O Presidente da República considera que no atual Governo houve um adiamento das reformas estruturais, do que resultou ter-se chegado a 2019 a debater “de afogadilho” questões que podiam teoricamente ter ocorrido mais cedo.
Em entrevista à Lusa por ocasião do terceiro aniversário da sua eleição, Marcelo Rebelo de Sousa explica que esse adiamento resultou, em parte, porque as reformas eram vistas pelo Governo como mudanças progressivas e graduais e, em parte, porque a conjuntura a isso o obrigou.

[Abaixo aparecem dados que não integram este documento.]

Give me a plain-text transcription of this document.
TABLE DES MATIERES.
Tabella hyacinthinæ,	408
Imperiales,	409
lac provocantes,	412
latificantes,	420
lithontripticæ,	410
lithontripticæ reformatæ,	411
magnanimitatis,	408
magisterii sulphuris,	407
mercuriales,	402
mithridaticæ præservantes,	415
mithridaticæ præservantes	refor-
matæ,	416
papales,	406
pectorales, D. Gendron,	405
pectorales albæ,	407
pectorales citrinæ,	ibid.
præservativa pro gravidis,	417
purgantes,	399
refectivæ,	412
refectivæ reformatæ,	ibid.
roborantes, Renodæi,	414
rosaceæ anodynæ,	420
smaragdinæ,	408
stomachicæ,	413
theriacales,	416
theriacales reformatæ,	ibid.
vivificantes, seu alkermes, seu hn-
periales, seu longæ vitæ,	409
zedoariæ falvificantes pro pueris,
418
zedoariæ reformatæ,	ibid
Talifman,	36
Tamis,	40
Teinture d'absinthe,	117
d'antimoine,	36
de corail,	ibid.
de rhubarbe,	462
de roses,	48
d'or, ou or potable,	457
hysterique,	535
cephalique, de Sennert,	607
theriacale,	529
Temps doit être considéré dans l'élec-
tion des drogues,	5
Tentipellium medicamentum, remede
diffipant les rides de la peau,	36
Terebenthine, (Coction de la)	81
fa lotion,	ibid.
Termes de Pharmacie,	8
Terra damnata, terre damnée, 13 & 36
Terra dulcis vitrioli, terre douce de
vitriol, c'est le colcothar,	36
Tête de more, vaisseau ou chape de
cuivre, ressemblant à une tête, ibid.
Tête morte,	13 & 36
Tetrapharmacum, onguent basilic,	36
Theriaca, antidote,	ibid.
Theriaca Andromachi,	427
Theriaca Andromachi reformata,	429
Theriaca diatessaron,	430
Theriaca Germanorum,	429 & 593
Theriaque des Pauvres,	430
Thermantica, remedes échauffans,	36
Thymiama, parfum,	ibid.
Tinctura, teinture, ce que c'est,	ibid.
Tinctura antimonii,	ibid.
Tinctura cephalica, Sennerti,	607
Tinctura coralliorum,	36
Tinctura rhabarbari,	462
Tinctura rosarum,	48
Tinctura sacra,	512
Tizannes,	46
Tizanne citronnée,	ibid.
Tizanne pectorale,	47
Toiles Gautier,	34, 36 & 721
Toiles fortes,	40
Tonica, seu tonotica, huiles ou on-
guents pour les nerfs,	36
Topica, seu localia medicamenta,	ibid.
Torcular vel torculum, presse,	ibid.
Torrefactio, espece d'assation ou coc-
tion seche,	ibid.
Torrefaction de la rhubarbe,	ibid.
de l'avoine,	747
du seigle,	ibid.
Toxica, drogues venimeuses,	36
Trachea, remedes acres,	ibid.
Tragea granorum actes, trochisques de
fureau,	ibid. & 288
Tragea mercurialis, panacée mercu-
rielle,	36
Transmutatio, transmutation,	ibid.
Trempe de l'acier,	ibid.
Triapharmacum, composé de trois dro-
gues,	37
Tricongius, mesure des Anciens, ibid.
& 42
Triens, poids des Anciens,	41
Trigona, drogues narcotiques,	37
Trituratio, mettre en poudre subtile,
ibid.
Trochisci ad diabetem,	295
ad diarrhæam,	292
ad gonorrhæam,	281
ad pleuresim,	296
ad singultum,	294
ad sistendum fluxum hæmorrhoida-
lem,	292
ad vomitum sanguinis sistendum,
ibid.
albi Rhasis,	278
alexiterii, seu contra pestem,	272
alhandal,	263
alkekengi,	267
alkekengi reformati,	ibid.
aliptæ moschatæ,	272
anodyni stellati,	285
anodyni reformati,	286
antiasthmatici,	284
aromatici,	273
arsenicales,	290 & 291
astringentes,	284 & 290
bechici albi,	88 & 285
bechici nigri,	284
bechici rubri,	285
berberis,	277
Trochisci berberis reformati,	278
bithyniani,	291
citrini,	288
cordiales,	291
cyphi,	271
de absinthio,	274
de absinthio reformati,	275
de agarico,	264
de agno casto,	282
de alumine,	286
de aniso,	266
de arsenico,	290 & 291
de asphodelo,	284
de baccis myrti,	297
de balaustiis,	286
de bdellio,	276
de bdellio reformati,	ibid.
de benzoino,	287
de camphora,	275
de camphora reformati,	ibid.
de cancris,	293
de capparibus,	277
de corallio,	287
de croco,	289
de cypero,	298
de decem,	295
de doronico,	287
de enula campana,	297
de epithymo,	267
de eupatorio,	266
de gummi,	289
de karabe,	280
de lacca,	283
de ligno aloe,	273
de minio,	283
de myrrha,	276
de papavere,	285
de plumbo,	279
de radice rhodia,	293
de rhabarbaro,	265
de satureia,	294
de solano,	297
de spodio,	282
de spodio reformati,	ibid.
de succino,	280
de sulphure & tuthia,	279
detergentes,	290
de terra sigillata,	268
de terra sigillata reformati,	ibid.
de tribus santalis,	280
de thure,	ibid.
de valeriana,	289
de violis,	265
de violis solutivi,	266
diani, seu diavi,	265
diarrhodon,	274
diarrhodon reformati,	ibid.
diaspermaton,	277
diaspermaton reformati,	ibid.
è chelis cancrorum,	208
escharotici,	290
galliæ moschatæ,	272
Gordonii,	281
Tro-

“Chegamos a 2019 e é por isso que no final da legislatura estão pendentes os debates sobre a transparência do sistema político, que durou uma legislatura”, afirma. De facto, sublinha, “chegamos a esta fase de afogadilho quanto a debates que teoricamente podiam ter sido feitos mais cedo”.
Para Marcelo Rebelo de Sousa, a questão das reformas estruturais colocou-se sobretudo a partir de 2018, porque 2016 foi um ano de “sarar feridas” na sociedade portuguesa, de resolver o problema bancário e a questão orçamental com a Europa, e 2017 o das “tragédias dos incêndios e de Tancos”.
“As tragédias trouxeram o regresso de questões políticas e financeiras muito pesadas ao Governo, porque eram precisos novos recursos para o repensar da política florestal, para a aposta na prevenção e na resposta àquele tipo de tragédias, tudo num momento já muito avançado de elaboração do orçamento para 2018”, afirma o Presidente.
Quando se chega a 2018, destaca Marcelo Rebelo de Sousa, numa altura em que “parecia haver uma nova acalmia” e em que a ideia seria “começar a equacionar certas reformas estruturais” – que não a segurança social, ressalva – “mas porventura a justiça e a saúde (…) as expectativas suscitadas em muitos setores, o começo da campanha eleitoral muito cedo e a subida da conflitualidade social deram um segundo semestre muito agitado”.
“Portanto, de alguma forma, aquilo que se discutia quanto a reformas estruturais, os grandes debates sobre a saúde, educação, justiça, ou a reforma do Estado ou a segurança social ficaram um bocadinho entre parêntesis”, diz.
Visita ao Seixal?
Nesta mesma entrevista, Marcelo admitiu a possibilidade de ir ao bairro da Jamaica, no Seixal, onde se registaram os incidentes violentos com a polícia no passado domingo.
“Não é uma impossibilidade lá ir mais dia menos dia, como tenho estado em inúmeros bairros na Área Metropolitana de Lisboa e do Porto”, diz Marcelo Rebelo de Sousa, reafirmando que não se deve generalizar incidentes como o de domingo, porque há “factos singulares que merecem investigação e responsabilização, nomeadamente criminal”, que deve ser feita, “quanto mais rápido melhor”.
Na entrevista que concedeu por ocasião do terceiro aniversário da sua eleição, a 24 de janeiro de 2016, o Presidente da República recorda que estando Portugal em período eleitoral, este é um tema que “obviamente entra no debate eleitoral”, pelo que “deve estar presente primeiro uma preocupação, que nesse debate não [deve] haver generalizações”.
Lei de Bases da Saúde “fixista”
O Presidente da República rejeita uma Lei de Bases da Saúde “fixista” e que represente “o triunfo de uma conjuntura”, seja de quatro ou oito anos, contrapondo que esta deve ser “uma lei de regime”.
Marcelo considera que nesta matéria não deve haver “grande clivagem entre PS e PSD” e argumenta que a instabilidade legislativa “não é compatível com investimentos a médio e longo prazo na saúde”.
Questionado se uma lei aprovada sem o PSD tem o seu veto garantido, o chefe de Estado avisa que “não acharia muito feliz” uma lei que seja revertida noutro contexto político e manifesta “interrogação” e “curiosidade” em relação ao diploma que sairá do parlamento.
O Presidente da República quer ver se a solução “é uma realidade que busca um equilíbrio, na base de uma fórmula flexível, que seja passível de durar para além de um Governo”, ou se, pelo contrário, “é uma fórmula que representa o triunfo de uma conjuntura – seja ela quatro anos, seja oito anos – e que depois é questionada na próxima conjuntura”.
Se for a segunda opção, adverte: “Isso eu não acharia muito feliz, andarmos a ter leis no domínio da saúde que mudassem ao sabor das maiorias de cada período político”.
Marcelo Rebelo de Sousa opõe-se também a “uma solução fixista”, defendendo que deve haver um quadro legal com “flexibilidade” na forma como o Serviço Nacional de Saúde (SNS) é gerido, em função das circunstâncias e da evolução científica e tecnológica.